= Mutua Katuku =

Kenyan politician

John Mutua Katuku (born in 1965) is a Kenyan politician who served as the Cabinet Minister for Water and Irrigation from 2006 to 2007. He was the Member of Parliament for Mwala Constituency in Machakos County from 1997 to 2007. Mutua Katuku was a Deputy Gubernatorial aspirant in Machakos County in the March 2013 general elections as the running mate to Wavinya Ndeti on a Chama Cha Uzalendo political party ticket. He ran for the Machakos County senatorial by-election of 19 March 2021 on a Maendeleo Chap Chap Party ticket and withdrew from the race two days before voting day.
==Education==
John Mutua Katuku holds a Bachelor of Arts university degree from the University of Nairobi, and a Master of Arts postgraduate degree in Sociology from Kenyatta University.

==Early life==
In 1996 and 1997, Mutua Katuku worked as a community development officer and administrator at the Child Welfare Society of Kenya.

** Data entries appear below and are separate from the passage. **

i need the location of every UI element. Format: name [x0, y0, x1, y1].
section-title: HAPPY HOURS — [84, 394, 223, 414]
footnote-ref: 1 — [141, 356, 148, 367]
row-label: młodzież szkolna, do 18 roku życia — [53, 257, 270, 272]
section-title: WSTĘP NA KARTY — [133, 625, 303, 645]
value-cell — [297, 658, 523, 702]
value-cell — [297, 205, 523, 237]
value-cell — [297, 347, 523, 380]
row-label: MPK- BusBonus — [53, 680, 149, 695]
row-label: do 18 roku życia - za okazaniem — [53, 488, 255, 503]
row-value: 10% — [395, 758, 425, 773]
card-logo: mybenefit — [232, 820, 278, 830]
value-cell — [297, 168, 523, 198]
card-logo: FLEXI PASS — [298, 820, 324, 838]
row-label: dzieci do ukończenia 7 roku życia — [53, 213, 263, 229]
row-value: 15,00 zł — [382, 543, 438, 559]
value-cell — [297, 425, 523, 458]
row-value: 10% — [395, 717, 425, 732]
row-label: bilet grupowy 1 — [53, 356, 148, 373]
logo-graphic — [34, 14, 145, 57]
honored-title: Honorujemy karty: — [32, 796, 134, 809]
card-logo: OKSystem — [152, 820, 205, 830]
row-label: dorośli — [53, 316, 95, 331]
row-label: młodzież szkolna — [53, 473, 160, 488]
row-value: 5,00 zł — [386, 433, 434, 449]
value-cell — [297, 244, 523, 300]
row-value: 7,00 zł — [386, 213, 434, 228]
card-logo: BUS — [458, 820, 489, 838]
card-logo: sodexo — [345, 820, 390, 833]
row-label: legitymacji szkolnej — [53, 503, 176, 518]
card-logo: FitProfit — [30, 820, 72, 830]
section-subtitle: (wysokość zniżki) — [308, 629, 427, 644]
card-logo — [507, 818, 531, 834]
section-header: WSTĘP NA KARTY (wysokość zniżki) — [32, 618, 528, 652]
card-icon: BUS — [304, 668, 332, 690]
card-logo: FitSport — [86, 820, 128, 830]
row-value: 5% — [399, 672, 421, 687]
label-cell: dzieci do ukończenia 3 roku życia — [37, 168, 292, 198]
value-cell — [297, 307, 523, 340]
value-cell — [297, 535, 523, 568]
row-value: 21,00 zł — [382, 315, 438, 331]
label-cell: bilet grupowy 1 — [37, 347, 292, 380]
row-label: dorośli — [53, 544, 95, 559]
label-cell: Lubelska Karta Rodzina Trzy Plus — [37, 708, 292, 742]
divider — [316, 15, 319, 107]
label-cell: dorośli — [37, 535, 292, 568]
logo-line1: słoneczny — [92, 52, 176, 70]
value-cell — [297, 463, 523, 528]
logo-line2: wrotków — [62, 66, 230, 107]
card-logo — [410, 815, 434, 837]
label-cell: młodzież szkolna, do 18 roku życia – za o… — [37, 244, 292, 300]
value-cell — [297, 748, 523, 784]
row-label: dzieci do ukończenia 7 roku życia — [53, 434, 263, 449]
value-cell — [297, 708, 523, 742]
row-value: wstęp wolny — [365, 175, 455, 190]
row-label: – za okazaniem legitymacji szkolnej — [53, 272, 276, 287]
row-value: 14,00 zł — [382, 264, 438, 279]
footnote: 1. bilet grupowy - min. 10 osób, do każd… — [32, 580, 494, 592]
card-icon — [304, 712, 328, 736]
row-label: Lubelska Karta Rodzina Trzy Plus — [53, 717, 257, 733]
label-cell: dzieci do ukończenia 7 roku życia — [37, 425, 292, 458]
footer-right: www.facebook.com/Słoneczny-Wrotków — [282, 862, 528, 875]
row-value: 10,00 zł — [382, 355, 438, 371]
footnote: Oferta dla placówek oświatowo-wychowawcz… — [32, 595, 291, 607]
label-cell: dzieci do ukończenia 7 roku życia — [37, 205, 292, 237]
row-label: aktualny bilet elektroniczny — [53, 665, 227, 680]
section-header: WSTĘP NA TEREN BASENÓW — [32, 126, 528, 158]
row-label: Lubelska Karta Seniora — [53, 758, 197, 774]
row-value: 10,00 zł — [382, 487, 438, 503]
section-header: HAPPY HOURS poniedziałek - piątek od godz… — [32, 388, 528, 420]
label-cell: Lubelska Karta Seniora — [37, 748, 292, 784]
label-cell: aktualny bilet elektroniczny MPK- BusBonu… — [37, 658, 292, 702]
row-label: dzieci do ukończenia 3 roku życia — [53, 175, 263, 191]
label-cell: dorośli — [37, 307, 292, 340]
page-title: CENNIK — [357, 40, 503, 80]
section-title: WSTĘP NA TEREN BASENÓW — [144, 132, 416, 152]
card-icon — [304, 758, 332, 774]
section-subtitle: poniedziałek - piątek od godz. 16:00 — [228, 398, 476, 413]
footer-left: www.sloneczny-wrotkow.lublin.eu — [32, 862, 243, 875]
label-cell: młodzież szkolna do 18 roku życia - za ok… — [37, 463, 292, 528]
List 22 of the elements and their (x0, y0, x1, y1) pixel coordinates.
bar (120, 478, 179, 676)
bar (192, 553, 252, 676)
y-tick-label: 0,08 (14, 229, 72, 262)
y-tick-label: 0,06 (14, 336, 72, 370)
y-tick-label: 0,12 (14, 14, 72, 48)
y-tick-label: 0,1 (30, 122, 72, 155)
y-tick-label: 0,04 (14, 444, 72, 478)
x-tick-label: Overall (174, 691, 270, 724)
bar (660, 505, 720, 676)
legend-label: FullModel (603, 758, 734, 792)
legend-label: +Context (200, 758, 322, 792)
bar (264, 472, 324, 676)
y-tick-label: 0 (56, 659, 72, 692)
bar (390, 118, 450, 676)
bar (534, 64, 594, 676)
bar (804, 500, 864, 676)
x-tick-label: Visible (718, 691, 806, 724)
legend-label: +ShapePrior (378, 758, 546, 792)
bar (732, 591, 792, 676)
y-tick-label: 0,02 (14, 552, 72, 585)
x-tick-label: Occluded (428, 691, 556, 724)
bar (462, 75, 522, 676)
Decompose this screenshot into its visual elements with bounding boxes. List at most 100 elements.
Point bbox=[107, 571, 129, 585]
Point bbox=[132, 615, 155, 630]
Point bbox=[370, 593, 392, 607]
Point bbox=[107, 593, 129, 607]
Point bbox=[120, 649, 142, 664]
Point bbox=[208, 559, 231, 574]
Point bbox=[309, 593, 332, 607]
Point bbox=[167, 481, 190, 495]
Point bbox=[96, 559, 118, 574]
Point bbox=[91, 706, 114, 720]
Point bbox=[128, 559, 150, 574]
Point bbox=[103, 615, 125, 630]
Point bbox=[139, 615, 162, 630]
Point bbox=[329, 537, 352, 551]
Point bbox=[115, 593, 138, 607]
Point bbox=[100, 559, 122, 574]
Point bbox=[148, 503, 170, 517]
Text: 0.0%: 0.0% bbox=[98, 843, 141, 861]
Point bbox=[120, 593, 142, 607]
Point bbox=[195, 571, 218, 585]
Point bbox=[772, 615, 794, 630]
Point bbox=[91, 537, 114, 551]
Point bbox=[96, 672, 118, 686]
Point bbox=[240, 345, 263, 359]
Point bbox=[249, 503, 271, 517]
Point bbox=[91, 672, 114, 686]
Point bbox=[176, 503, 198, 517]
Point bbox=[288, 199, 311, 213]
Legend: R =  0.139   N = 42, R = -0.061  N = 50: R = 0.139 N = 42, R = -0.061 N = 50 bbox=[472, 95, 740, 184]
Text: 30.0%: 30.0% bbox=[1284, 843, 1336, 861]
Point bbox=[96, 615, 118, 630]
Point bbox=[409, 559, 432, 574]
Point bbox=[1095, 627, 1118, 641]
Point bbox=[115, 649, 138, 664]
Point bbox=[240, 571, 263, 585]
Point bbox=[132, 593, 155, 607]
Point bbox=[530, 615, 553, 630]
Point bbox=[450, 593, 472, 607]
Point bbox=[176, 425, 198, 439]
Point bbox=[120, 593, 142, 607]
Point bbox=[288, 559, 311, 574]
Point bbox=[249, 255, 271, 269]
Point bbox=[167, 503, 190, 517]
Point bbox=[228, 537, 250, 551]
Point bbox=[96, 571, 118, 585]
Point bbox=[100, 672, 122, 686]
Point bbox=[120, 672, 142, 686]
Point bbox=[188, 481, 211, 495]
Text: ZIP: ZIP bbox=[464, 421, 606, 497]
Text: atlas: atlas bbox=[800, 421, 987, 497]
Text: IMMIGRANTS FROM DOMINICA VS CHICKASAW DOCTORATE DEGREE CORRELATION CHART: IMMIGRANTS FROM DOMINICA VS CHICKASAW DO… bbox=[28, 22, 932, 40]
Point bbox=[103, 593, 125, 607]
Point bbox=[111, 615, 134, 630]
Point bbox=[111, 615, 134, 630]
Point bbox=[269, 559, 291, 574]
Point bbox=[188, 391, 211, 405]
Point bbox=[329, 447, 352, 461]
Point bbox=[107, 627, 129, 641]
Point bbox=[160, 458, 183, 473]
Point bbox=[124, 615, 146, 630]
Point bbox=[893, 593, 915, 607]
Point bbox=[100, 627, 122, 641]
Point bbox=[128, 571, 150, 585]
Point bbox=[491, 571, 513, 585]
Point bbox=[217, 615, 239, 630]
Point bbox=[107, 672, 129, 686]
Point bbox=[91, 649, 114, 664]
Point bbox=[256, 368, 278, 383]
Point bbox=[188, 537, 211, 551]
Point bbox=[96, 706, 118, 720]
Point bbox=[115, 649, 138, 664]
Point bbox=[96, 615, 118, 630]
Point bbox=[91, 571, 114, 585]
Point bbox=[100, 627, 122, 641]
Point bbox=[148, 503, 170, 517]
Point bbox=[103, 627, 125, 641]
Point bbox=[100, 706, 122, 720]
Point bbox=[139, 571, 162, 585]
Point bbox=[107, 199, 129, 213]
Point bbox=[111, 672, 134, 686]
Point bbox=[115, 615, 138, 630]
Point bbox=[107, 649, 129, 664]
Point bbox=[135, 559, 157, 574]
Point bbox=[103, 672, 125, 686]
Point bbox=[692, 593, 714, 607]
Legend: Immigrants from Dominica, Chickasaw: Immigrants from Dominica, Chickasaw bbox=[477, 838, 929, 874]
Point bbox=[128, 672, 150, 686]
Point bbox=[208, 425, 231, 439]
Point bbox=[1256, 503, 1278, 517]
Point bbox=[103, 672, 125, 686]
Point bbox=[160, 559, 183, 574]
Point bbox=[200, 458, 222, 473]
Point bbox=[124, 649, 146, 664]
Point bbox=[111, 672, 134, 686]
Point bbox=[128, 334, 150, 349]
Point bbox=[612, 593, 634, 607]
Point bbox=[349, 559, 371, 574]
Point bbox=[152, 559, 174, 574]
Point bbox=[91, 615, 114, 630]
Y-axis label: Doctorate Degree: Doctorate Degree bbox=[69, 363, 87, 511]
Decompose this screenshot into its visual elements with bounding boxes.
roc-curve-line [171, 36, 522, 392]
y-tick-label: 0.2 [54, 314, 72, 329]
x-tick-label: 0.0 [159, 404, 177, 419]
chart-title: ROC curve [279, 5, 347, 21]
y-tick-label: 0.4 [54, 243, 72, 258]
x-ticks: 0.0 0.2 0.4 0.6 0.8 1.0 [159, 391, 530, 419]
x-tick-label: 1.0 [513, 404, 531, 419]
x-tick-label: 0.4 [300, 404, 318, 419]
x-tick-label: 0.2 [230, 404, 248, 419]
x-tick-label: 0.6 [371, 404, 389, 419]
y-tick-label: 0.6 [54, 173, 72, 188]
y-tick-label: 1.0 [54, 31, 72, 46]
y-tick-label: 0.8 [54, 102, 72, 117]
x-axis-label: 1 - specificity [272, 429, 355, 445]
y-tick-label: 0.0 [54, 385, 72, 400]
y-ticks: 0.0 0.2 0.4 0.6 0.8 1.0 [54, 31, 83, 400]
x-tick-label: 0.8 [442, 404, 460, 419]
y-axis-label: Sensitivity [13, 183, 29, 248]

Katuku was chairman of the strategy caucus that orchestrated the formation of the National Alliance of Kenya political party in 2002.

==Politics==
Mutua Katuku succeeded Martha Karua as the Kenyan Cabinet Minister for Water and Irrigation in 2006.

He has held a seat in the Kenyan parliament as the Member of Parliament for MWala constituency from 1997 to 2007.

John has vied for different political positions over the years in Kenya's elections. He vied for the Machakos County Senate seat and lost in the 2022 general elections on a People's Trust Party (PTP) ticket.